It is unfortunate that anyone who reads “A Message from Mayor Michael Soriano Regarding Parsippany’s Water Quality” may come away with a false sense of security about the water they are now drinking. The state’s problem with Parsippany’s water supply was never the levels of lead and copper present in the various sources of our water. The violation had to do with an unacceptable acidic pH of the water being distributed.
In itself, acidic water is not harmful. However, as it travels in pipes to and in your home, lead and copper can be dissolved into the acidic water, so that the final product that you drink can have unacceptable levels of these elements. There is a reason why the letter that we received in the mail this week advised us to “Run water for 15-30 seconds to flush out lead and/or copper”.

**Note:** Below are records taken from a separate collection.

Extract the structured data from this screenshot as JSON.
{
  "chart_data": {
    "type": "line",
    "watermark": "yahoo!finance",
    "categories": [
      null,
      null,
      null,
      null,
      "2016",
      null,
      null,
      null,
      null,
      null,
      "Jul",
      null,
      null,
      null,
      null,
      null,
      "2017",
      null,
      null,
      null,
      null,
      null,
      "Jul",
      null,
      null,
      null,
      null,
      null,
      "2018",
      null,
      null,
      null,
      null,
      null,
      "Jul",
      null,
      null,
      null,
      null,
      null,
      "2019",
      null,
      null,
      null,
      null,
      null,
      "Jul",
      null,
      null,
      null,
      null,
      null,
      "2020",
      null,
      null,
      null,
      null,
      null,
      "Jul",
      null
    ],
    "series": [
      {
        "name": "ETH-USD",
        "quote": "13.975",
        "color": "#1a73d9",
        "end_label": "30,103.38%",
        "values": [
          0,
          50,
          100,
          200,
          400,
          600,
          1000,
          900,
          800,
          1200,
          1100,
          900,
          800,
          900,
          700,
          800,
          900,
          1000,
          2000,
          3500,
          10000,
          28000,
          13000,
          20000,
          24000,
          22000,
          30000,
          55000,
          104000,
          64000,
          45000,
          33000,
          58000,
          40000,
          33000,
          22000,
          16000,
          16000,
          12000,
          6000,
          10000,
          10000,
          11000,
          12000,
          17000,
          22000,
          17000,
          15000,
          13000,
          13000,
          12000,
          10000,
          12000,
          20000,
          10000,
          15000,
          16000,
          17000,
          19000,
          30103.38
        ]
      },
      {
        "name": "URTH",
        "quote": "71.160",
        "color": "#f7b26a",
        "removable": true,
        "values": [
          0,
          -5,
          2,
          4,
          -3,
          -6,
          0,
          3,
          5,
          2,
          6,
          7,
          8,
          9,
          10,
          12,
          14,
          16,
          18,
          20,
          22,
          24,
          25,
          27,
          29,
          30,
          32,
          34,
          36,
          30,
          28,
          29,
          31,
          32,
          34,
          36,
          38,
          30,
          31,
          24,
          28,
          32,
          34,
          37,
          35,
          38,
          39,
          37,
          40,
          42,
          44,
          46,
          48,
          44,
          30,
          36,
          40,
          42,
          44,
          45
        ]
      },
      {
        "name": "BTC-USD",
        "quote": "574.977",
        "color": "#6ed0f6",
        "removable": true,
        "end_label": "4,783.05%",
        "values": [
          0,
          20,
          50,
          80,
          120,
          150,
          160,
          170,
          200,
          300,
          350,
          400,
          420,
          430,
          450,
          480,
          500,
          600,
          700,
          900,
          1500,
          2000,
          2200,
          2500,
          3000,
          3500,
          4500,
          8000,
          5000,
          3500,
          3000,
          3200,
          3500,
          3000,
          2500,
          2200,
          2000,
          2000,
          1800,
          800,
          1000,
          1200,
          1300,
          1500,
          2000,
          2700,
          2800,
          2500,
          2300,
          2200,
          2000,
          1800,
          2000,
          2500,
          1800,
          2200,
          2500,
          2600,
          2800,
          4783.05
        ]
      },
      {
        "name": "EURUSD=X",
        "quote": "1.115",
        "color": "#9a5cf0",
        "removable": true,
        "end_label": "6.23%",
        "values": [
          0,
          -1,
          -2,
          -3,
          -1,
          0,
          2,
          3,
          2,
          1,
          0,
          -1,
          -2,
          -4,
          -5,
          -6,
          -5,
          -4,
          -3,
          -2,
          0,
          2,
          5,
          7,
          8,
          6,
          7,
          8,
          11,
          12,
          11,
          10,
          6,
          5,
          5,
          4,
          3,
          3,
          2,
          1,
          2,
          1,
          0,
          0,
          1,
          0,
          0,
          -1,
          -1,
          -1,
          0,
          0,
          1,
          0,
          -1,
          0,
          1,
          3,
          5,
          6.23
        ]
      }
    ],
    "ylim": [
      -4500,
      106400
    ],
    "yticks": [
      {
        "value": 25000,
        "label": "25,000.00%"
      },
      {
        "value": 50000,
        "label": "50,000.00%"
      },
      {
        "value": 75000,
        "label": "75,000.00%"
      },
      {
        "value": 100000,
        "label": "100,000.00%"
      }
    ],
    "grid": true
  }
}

As the mayor correctly pointed out, Parsippany’s water is in compliance with N.J. State Secondary Drinking Water Standards. But at the same time, our water failed the pH standards set by the Optimal Water Quality Parameter monitoring program, i.e. our water was unacceptably acidic, which could result in lead and/or copper corrosion and release into our drinking water. Maybe this isn’t an emergency, but it is certainly something to be concerned about.

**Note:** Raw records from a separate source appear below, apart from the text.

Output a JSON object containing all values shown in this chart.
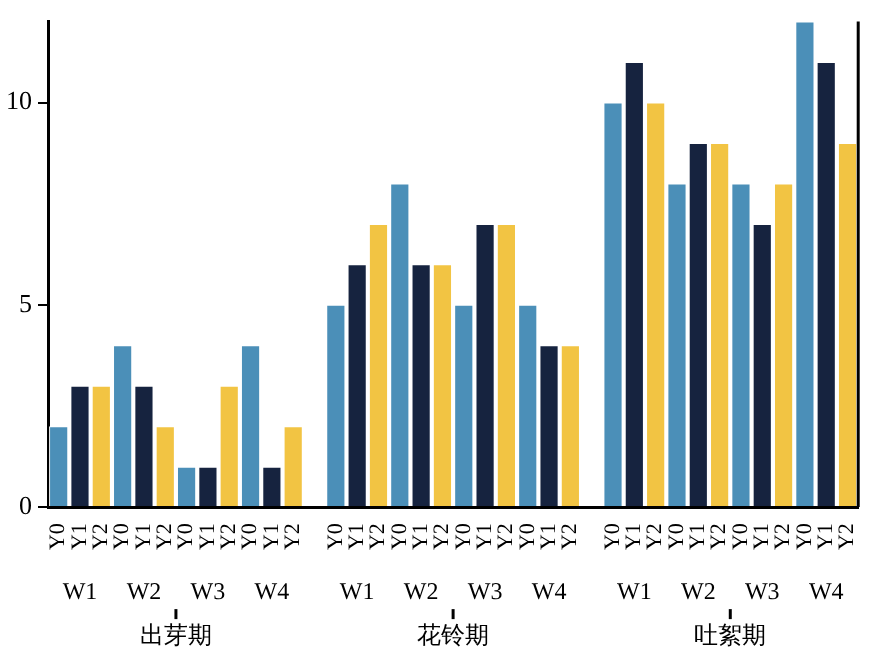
{
  "chart_data": {
    "type": "bar",
    "categories": [
      "Y0",
      "Y1",
      "Y2",
      "Y0",
      "Y1",
      "Y2",
      "Y0",
      "Y1",
      "Y2",
      "Y0",
      "Y1",
      "Y2",
      null,
      "Y0",
      "Y1",
      "Y2",
      "Y0",
      "Y1",
      "Y2",
      "Y0",
      "Y1",
      "Y2",
      "Y0",
      "Y1",
      "Y2",
      null,
      "Y0",
      "Y1",
      "Y2",
      "Y0",
      "Y1",
      "Y2",
      "Y0",
      "Y1",
      "Y2",
      "Y0",
      "Y1",
      "Y2"
    ],
    "values": [
      2,
      3,
      3,
      4,
      3,
      2,
      1,
      1,
      3,
      4,
      1,
      2,
      null,
      5,
      6,
      7,
      8,
      6,
      6,
      5,
      7,
      7,
      5,
      4,
      4,
      null,
      10,
      11,
      10,
      8,
      9,
      9,
      8,
      7,
      8,
      12,
      11,
      9
    ],
    "colors": [
      "#4b8fb8",
      "#16233f",
      "#f2c443",
      "#4b8fb8",
      "#16233f",
      "#f2c443",
      "#4b8fb8",
      "#16233f",
      "#f2c443",
      "#4b8fb8",
      "#16233f",
      "#f2c443",
      "#ffffff",
      "#4b8fb8",
      "#16233f",
      "#f2c443",
      "#4b8fb8",
      "#16233f",
      "#f2c443",
      "#4b8fb8",
      "#16233f",
      "#f2c443",
      "#4b8fb8",
      "#16233f",
      "#f2c443",
      "#ffffff",
      "#4b8fb8",
      "#16233f",
      "#f2c443",
      "#4b8fb8",
      "#16233f",
      "#f2c443",
      "#4b8fb8",
      "#16233f",
      "#f2c443",
      "#4b8fb8",
      "#16233f",
      "#f2c443"
    ],
    "ylim": [
      0,
      12
    ],
    "yticks": [
      0,
      5,
      10
    ],
    "grid": false,
    "legend": false,
    "annotations": [
      "W1",
      "W2",
      "W3",
      "W4",
      "W1",
      "W2",
      "W3",
      "W4",
      "W1",
      "W2",
      "W3",
      "W4",
      "出芽期",
      "花铃期",
      "吐絮期"
    ]
  }
}
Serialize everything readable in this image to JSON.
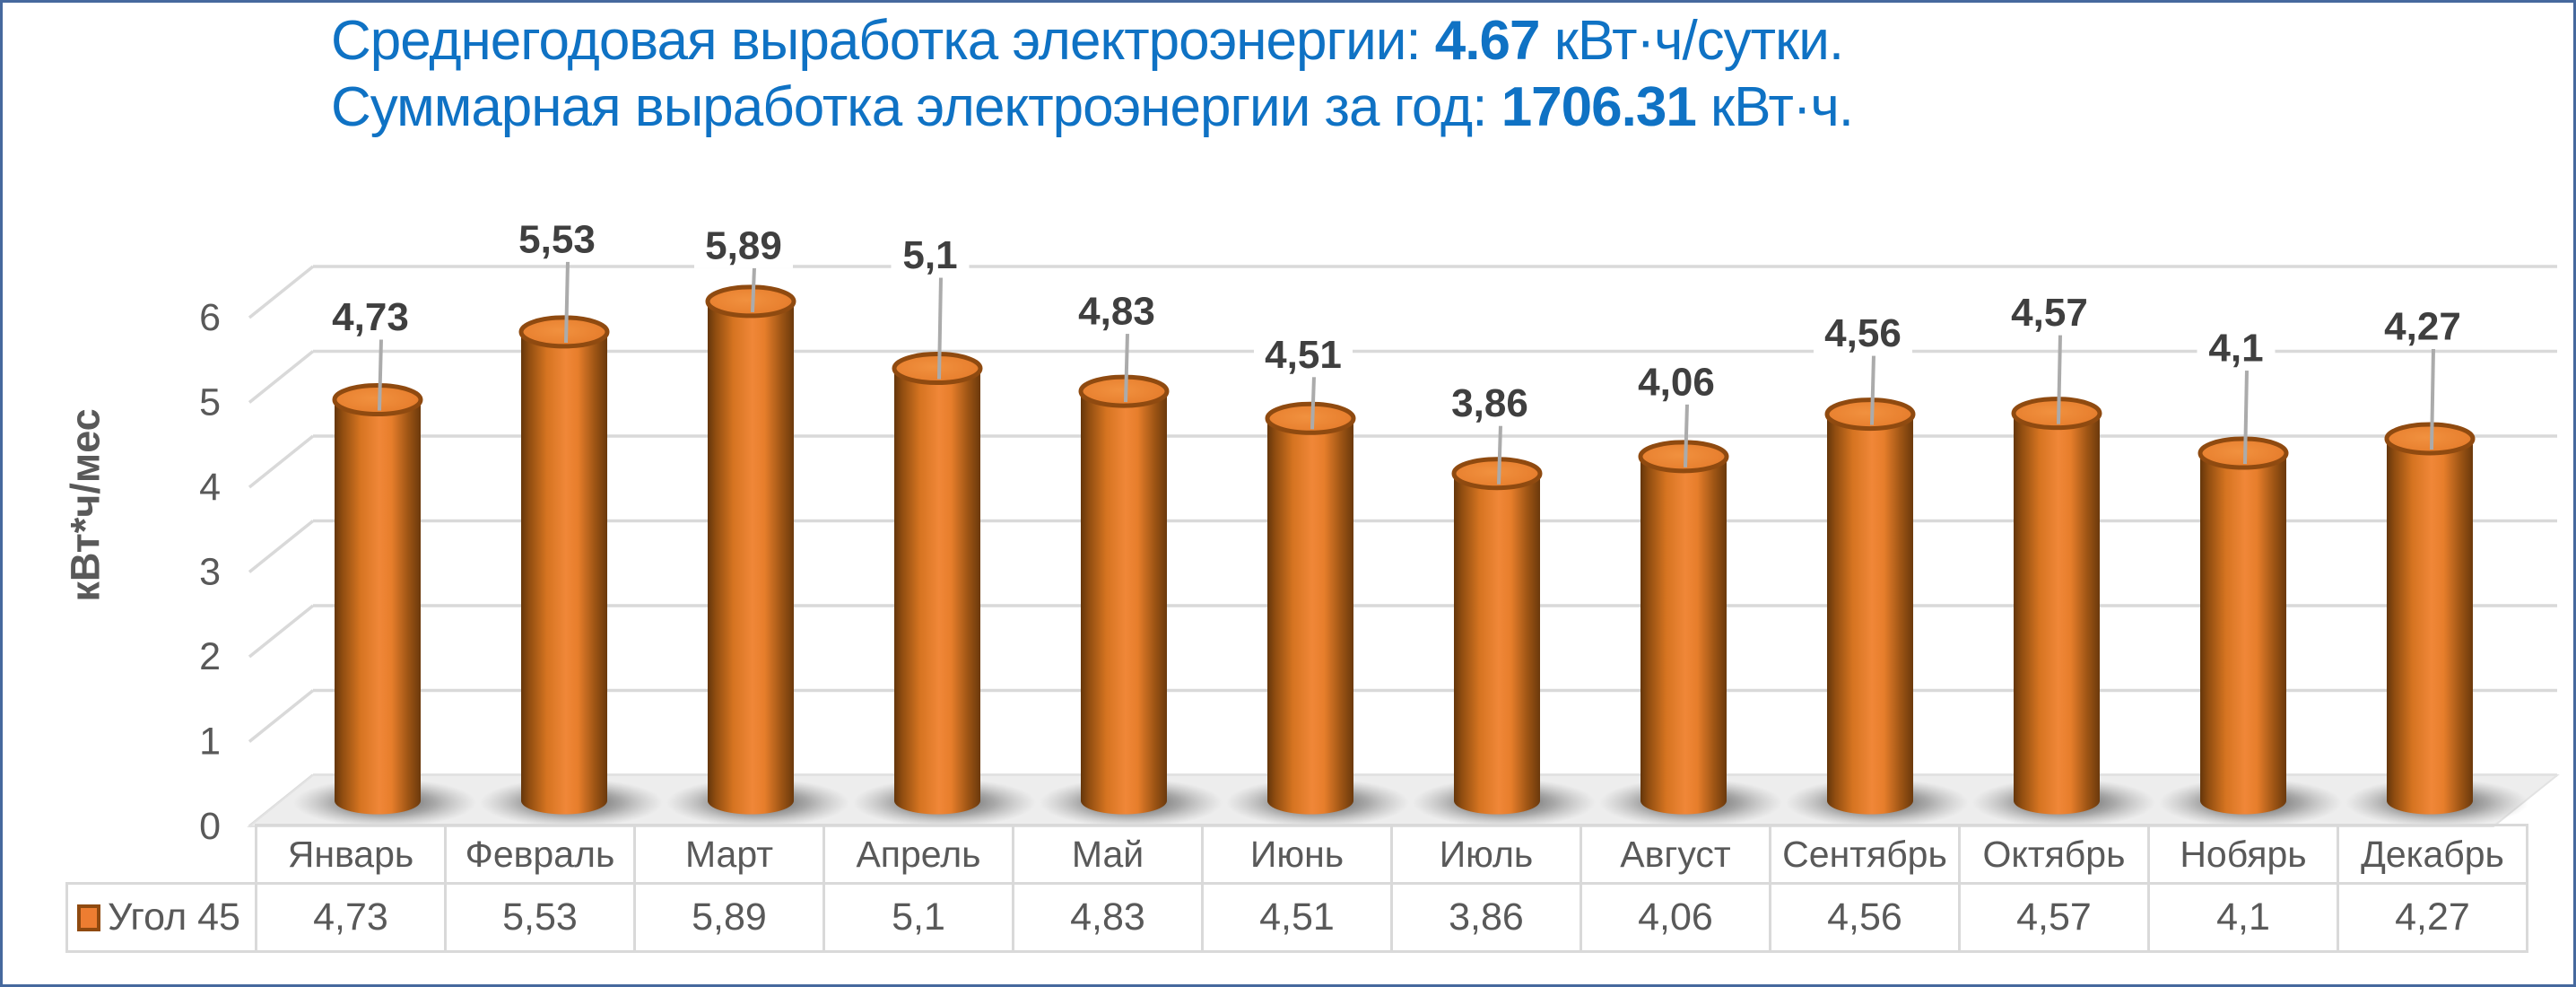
{
  "frame": {
    "border_color": "#46699E",
    "background": "#FFFFFF"
  },
  "title": {
    "color": "#0F72C4",
    "line1": {
      "prefix": "Среднегодовая выработка электроэнергии: ",
      "value": "4.67",
      "suffix": " кВт·ч/сутки."
    },
    "line2": {
      "prefix": "Суммарная выработка электроэнергии за год: ",
      "value": "1706.31",
      "suffix": " кВт·ч."
    }
  },
  "chart_data": {
    "type": "bar",
    "subtype": "3d-cylinder",
    "categories": [
      "Январь",
      "Февраль",
      "Март",
      "Апрель",
      "Май",
      "Июнь",
      "Июль",
      "Август",
      "Сентябрь",
      "Октябрь",
      "Нобярь",
      "Декабрь"
    ],
    "series": [
      {
        "name": "Угол 45",
        "color": "#ED7D31",
        "values": [
          4.73,
          5.53,
          5.89,
          5.1,
          4.83,
          4.51,
          3.86,
          4.06,
          4.56,
          4.57,
          4.1,
          4.27
        ],
        "labels": [
          "4,73",
          "5,53",
          "5,89",
          "5,1",
          "4,83",
          "4,51",
          "3,86",
          "4,06",
          "4,56",
          "4,57",
          "4,1",
          "4,27"
        ]
      }
    ],
    "ylabel": "кВт*ч/мес",
    "yticks": [
      "0",
      "1",
      "2",
      "3",
      "4",
      "5",
      "6"
    ],
    "ylim": [
      0,
      6
    ],
    "grid": true,
    "legend_position": "data-table-left",
    "data_table_shown": true,
    "colors": {
      "gridline": "#D9D9D9",
      "axis_text": "#595959",
      "data_label": "#3F3F3F",
      "leader_line": "#ABABAB",
      "bar_rim": "#8F4A10",
      "floor": "#EDEDED"
    }
  }
}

The mayor’s message also gives overly optimistic hope that the water problem has been solved as indicated by the statement, “Once the sampling methods were corrected our pH readings returned to optimal levels”. I can unequivocally tell you that my water is still acidic. This afternoon (July 14), I tested a sample of brand-named bottled water and a sample of my tap water using a pH meter. The former registered at a neutral 7.0, while my Parsippany water registered 6.5 (acidic). Clearly, I still have a problem. I would advise every resident to check the pH of their own water. A pH meter is easy to use, cheap and can be obtained at any Home Depot or garden store.